The unnamed victim, a middle-aged man who was part of a group of long-distance swimmers in training, was bitten on the upper right torso, and taken to a hospital conscious and breathing on his own, Los Angeles County Fire Deparment spokesman Rick Flores told AP.
The attack during a busy July 4th holiday weekend prompted officials to temporarily close a two-mile stretch of water one mile to each side of the Manhattan Beach Pier. A sheriff's helicopter crew eventually spotted the shark about 200 feet north of the pier.

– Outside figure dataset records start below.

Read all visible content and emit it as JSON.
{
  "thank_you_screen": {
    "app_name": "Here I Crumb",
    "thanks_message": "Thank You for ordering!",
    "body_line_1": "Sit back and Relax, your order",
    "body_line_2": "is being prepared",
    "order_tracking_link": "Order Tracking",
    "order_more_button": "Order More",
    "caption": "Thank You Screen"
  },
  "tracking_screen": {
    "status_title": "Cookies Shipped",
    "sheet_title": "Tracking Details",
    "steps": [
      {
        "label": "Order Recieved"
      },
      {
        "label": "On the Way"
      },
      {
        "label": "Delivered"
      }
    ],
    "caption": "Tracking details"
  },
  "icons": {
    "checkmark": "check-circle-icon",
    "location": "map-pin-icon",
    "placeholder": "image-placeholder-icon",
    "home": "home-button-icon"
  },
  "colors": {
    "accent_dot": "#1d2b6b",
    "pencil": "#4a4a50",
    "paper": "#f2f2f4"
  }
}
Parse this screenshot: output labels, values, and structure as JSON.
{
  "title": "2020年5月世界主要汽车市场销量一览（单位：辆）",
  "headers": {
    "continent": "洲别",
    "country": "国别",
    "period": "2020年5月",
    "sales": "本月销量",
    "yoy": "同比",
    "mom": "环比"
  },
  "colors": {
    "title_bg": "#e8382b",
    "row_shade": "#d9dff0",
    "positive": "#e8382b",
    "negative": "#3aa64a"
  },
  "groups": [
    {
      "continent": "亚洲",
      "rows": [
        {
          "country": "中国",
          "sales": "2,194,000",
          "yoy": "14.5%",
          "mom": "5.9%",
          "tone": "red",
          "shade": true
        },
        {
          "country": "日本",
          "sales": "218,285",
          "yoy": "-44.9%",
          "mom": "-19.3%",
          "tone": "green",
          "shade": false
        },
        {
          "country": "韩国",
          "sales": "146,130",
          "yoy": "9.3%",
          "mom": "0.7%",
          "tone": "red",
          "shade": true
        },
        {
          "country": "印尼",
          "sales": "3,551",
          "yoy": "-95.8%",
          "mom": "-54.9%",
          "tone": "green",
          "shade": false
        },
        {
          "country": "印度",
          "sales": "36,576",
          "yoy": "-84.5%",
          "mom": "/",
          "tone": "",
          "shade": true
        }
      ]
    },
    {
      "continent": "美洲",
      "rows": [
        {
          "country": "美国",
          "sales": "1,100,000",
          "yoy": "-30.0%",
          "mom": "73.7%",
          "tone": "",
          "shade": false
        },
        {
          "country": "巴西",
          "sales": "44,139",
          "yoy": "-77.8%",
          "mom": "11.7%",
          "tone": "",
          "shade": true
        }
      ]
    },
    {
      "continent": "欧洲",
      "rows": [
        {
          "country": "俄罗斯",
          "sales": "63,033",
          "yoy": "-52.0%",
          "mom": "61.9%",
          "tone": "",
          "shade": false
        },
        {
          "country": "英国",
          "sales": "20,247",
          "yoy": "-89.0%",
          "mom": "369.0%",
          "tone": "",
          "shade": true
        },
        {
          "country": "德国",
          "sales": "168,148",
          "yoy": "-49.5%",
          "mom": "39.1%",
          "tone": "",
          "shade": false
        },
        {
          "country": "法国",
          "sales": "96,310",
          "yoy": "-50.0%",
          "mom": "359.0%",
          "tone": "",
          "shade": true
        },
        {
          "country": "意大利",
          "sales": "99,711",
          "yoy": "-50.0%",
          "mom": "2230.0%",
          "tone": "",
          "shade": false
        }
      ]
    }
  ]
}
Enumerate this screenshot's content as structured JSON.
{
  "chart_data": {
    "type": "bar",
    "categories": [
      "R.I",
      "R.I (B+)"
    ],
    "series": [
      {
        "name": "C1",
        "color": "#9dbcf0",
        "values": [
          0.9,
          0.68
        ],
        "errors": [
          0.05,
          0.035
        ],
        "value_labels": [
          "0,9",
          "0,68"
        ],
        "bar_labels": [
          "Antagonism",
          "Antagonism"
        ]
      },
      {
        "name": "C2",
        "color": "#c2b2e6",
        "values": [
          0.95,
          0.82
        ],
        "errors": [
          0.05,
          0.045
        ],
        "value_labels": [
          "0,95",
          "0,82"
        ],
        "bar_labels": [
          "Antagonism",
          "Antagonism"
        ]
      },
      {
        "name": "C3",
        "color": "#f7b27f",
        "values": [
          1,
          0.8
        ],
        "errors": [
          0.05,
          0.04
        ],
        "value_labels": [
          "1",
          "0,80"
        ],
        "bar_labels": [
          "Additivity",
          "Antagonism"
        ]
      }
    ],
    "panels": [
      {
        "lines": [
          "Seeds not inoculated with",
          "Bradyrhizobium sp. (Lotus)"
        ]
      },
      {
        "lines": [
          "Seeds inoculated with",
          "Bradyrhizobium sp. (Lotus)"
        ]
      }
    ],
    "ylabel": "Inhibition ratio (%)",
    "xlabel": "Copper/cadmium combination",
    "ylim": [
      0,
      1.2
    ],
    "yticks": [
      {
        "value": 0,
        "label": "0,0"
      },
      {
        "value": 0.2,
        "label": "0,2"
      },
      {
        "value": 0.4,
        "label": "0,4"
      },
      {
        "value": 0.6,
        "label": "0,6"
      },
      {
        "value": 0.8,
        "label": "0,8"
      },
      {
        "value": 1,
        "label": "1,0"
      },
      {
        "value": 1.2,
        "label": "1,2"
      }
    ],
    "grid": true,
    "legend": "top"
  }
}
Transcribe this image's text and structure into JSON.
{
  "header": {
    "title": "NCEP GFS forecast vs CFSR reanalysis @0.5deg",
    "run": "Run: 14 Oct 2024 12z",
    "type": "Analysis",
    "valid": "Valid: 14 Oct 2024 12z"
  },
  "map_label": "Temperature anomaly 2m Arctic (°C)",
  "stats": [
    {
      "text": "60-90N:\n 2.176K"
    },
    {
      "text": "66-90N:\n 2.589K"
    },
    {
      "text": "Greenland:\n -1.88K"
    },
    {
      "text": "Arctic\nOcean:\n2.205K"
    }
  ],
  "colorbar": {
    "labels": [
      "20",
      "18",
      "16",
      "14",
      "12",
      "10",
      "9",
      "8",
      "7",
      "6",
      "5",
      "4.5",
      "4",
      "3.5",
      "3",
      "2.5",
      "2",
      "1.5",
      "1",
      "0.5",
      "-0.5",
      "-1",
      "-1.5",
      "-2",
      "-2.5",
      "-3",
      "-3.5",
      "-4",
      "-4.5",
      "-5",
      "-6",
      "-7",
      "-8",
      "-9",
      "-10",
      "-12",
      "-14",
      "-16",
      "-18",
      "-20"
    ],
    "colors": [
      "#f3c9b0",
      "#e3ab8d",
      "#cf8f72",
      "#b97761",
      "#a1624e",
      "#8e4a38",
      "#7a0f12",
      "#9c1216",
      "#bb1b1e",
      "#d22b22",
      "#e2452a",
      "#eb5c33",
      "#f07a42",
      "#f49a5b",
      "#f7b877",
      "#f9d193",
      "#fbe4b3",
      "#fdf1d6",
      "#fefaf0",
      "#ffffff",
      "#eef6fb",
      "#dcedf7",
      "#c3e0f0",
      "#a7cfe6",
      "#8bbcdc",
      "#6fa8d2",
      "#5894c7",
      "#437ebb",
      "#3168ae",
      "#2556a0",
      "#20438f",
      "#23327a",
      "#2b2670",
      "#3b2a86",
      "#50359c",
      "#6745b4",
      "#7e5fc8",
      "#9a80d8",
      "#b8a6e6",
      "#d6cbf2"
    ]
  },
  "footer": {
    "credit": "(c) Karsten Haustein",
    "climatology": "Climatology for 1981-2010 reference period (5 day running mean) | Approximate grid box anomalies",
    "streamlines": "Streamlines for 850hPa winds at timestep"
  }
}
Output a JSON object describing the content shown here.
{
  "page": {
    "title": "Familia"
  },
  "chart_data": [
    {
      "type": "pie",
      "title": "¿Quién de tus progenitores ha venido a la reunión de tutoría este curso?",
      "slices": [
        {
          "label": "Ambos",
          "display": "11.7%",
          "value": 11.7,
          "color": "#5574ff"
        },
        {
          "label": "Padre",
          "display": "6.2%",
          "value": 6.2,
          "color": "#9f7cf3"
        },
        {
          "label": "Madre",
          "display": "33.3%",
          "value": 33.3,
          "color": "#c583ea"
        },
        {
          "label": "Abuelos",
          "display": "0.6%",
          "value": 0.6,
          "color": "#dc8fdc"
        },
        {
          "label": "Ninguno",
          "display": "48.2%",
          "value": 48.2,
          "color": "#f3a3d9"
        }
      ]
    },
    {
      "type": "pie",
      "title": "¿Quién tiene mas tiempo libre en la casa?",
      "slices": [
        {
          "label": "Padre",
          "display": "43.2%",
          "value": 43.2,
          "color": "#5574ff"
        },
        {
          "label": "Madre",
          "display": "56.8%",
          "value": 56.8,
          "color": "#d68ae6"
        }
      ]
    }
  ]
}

“The deputies [in the copter] directed a lifeguard boat and a Redondo Beach Harbor Patrol boat to the shark," L.A. Sheriff's Department said in a statement, according to Manhattan Patch. "A paddle boarder was directed away from the shark by the boat crews. After approximately 30 minutes, the boats were able to coax the shark out to deeper water and away from the pier.”
A fisherman on the Manhattan Beach Pier had been fighting the 7-foot great white shark for about 45 minutes when the shark attacked the swimmer, prompting the fisherman to cut the line.
Witness Aram Ozen, who was surfing near the pier, told the Los Angeles Times that people began screaming "White, white!," referring to the great white shark. "It was a scary scream," Ozen said. "It was kind of freaky. There [were] a lot of people screaming back to shore."
A nearby surfer put the victim on his surfboard and paddled him to shore with the help of L.A. County lifeguards. Paramedics immediately began treating the man for puncture wounds described as moderate injuries.
"I was there," Scott Valor commented on Manhattan Beach Patch. "A fisherman who regularly tries to catch sharks had it on the line for 45 minutes…and the shark was panicking. The swimmer just happened to be in the wrong place at the wrong time."
The incident, which occurred just before 9:30 a.m., comes on the heels of several shark sightings in the same area. In May, standup paddleboarders caught an encounter with a great white shark on video. The same week a surfer encountered a great white shark. Last year, a shark sighting prompted authorities to close the beach.
Flores told AP that lifeguards patrolled in boats to ensure the water was clear of sharks.